A Chief is the leader of a tribal society. In Scottish clanns, the principal function of the chief was to lead his clan in battle on land and sea. All Chiefs need to be great communicators. They need to communicate a common purpose and rally their tribe to fulfill that purpose. They are often judges and arbiters. Their judgment can not only satisfy the moment — just is not always fair — but they must also consider effects for the future of the tribe.
A VP of Finance, for example, is doing all the necessary financial house keeping, making sure payroll is on time, loans are taken care of, cash flows are under control, basic 6 months forecasts are met, and all backward-looking statements are in order for investors to inspect. A CFO is strategically planning at least 12-24 months ahead. She understands strategic options, valuation impact and shareholder perspective; she foresees structural changes for the company and how to work with the rest of the executive team to support their vision.
Likewise, a VP of Engineering in early days of a startup is building out the initial core team and creates a working prototype of your imagined first product, and maybe — together with sales, marketing, and the CEO — even the first product. You will be thinking about general feature roadmap and plan sprints for the next few releases. You might call yourself a CTO, but your not one, yet.
A CTO is strategically planning at least 12-24 months ahead. She might be thinking about how to create a common platform for a variety of products to be launched and how they interact with each other. She will have to stay up-to-date on bleeding edge technologies as tech stacks evolve and make strategic decisions about when and how to replace key technologies. She will have to assess current skill sets of the engineering team, understand where the company is heading in the next 2-4 years, and think about how to change that organization while the company is growing at 200-400% every year in engineering headcount (!).

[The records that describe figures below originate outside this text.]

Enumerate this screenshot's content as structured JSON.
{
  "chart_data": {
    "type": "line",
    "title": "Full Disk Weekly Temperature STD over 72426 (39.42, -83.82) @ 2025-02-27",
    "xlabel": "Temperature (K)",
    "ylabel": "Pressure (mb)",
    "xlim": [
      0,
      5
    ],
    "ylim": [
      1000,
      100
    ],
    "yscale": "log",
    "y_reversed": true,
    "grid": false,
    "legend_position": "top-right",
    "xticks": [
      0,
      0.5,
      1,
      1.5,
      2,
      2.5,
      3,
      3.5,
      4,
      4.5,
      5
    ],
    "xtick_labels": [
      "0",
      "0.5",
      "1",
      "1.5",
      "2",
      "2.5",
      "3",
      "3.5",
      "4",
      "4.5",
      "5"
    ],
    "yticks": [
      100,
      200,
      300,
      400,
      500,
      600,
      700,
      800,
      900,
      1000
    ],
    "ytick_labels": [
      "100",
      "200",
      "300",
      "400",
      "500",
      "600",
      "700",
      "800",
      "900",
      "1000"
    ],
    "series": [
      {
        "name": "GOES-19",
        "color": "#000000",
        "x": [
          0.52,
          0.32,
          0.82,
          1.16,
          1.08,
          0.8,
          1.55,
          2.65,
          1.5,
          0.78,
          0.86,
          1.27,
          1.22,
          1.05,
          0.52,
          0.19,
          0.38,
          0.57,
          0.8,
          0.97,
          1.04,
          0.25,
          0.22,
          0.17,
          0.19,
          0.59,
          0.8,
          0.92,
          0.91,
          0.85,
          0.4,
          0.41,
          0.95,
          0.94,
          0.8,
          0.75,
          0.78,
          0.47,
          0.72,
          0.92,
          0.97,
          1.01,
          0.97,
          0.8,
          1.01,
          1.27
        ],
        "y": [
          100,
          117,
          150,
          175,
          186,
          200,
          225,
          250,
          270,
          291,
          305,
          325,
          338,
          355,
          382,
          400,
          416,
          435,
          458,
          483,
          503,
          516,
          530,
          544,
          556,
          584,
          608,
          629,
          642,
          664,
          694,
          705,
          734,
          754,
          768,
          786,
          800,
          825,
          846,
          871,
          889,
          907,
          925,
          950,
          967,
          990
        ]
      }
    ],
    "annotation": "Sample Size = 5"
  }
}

A CTO is probably much more hands-off on day-to-day engineering than you think. If I would need to settle on ranking specific skills, then — as for all “Chiefs”! — it would be
- Communication. You will have to simplify and abstract technical and product challenges and ecosystem changes and communicate them to engineering, product, sales, marketing, CEO (!), and shareholders (!). Your findings and opinion will be used to execute necessary strategic course changes of the company. If you feel uncomfortable talking to any of these groups you’re probably not a CTO. You can feel uneasy about it, and it’s fine if it doesn’t give you immense please for one group or the other. But it will be your responsibility.
- Understand the Big Picture. You will need to understand the larger ecosystem impact of your observations and findings, from employees to vendors to partners to competitors to customers. You need to identify doors that a certain technology decision will close. How would a partner, for example, see your choice of using Go (hello Error Handling!) versus Erlang? Would a channel prefer OpenShift Origin or Red Hat OpenShift? How will these decisions impact current products and future products? How will your sales motion change?
- Understand your “tribe”. Because you are “leading your clan in battle on land and sea”, you really need to understand what motivates them, what politics are forming, what subgroups are thinking. This goes way beyond resource and skill management, sprints, and who-does-what.
As a CTO, you have to understand people, not just technologies.